Real-life never stops being amazed at how people sully their reputations by dumb things they say on their voice mail greetings. You surely have your own ideas about it, but after calling a lot of phones, here’s where we sit. 

fivestupidthings1. Nothing

That’s right, Saying nothing in your voicemail greeting tells a caller you can’t be trusted. When callers hear  “213-555-1234 is not available,” their immediate impression is probably that you’re hiding from something — such as an obligation of your own making that you’re trying to shirk.

Which of course might well be true, at least in the United States, where a third of all adults are hounded by debt collectors, according to one recent report.

But suggesting, with your lack of any personalized greeting, that you’re hiding from something leads a caller to instinctively lump you in with all the other deadbeats, liars, cheats, deceivers, frauds, and crooks that so thickly populate the modern landscape. Instantly, you’re depreciated your own stock by a few points.

Conversely, having a personal voicemail greeting that includes your name — at least your first name, or your nickname — tells callers you have nothing to hide and that you’re eager to engage in life’s give and take.

2. “Sorry I can’t get to my phone.”

Really? You are so routinely unable to answer your phone that you make it a feature of your default voicemail greeting? Where do you live, underwater? Where do you keep your phone — in your bank’s safe-deposit box?

Saying you can’t get to your phone brands you a liar. We all know that just about anybody with a phone can sometimes answer it and sometimes not. Stating otherwise in your greeting is a baldface lie. We’d suggest instead just getting a name tag that says hello my name is LIAR.

3. “Leave your name, phone number, and a brief message.”

This is a voicemail phrase straight out of 1978, when disco was king and phones still had cords. Nowadays, you don’t need to teach people how to use voicemail. After decades of its existence, we pretty much got it.

4. “I’ll get back to you as soon as possible.”

Really? You’ll call back everyone who calls you, and at the very first opportunity? What if it’s a debt collector? A heavy breather? A telemarketer? It’s amazing how many people offer this blatant lie in their voice mail greeting.

Unless you are a robot, you’re like the rest of us: You’ll call back some people who leave a message, and others you won’t. You brand yourself as dishonest by claiming you’ll return all calls.
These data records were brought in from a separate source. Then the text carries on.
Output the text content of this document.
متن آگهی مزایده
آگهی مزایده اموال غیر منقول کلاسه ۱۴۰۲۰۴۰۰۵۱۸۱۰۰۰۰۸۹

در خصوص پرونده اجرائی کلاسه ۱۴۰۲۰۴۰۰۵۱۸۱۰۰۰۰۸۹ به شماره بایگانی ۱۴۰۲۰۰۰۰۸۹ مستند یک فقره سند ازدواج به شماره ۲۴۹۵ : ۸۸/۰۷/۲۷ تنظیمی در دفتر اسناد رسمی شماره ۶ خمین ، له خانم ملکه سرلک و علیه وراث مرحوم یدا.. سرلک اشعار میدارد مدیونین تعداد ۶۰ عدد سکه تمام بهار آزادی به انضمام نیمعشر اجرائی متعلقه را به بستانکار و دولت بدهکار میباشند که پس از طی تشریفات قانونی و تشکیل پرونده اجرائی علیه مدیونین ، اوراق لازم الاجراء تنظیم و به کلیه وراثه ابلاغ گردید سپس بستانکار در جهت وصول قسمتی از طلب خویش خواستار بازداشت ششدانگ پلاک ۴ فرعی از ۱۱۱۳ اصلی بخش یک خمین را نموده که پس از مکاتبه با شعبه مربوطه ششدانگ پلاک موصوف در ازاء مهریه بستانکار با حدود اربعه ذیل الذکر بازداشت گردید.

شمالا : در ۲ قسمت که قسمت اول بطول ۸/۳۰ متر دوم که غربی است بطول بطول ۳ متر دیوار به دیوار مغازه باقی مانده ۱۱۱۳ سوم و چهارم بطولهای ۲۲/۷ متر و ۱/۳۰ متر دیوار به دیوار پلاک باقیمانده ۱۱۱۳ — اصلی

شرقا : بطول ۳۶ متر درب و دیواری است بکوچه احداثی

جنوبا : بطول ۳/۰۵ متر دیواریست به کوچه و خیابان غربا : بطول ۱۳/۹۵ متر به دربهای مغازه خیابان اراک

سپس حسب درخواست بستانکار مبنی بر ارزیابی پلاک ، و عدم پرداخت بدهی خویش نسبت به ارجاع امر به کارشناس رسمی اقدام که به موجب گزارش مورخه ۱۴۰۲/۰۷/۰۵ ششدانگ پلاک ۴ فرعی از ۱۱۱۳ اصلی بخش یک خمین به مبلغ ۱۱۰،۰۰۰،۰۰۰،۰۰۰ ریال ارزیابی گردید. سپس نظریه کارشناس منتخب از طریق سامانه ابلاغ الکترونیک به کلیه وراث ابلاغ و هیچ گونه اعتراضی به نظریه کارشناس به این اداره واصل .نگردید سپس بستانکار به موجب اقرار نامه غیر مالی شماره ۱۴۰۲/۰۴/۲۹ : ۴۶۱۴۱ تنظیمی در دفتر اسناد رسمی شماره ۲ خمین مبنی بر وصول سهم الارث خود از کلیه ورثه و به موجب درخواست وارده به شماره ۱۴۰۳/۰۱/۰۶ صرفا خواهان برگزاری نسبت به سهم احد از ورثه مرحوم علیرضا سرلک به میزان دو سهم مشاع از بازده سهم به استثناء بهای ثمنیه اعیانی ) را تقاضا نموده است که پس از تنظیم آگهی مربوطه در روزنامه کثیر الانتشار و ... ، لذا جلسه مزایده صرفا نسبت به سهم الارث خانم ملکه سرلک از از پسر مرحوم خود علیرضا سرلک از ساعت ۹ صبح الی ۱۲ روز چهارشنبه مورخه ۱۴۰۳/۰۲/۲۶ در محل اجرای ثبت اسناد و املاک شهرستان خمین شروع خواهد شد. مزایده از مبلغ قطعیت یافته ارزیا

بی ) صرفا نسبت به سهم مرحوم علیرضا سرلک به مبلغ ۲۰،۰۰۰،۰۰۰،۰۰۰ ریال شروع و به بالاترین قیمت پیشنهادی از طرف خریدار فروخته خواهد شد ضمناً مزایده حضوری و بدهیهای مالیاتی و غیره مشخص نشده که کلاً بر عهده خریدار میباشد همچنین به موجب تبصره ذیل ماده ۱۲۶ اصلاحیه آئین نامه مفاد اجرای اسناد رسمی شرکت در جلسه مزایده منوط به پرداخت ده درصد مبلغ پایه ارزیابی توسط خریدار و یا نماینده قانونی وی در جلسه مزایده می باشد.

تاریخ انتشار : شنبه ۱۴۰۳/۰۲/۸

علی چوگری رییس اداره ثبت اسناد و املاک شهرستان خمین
(You may ask, what’s the problem lying to a telemarkter? Well, a lie is a lie. Why announce to legitimate callers that you’re a circumstantial liar — one who lies depending on the circumstances?)

5. “I’ll try to call you back.”

It’s a step closer to honesty than the previous statement, but it’s also a silly lie, when you really mean what everyone knows: that you might or might not return a call.

It also suggests you’re not in control of the simplest things in your life. That you have extremely large fingers and are often unable to dial your phone correctly. That you’re thrown in jail frequently and the deputy always puts your phone into a PRISONER BELONGINGS envelope that you get back only when your time has been served. Or, whatever.

Saying in your voicemail greeting that you’ll try to return the call marks you not only as a liar, but a goof as well.

A high-class alternative

OK, now that we’ve stated what’s obvious to us, you ask, what’s the perfect voicemail greeting?

To which we say, there’s probably not one. But if you’re absolutely unable to come up with something good, we’d suggest something like this.

“Hi, it’s Francoise, and you’ve reached my voice mail. Please leave a message if you’d like, and I’ll return calls as appropriate. Have a good day.”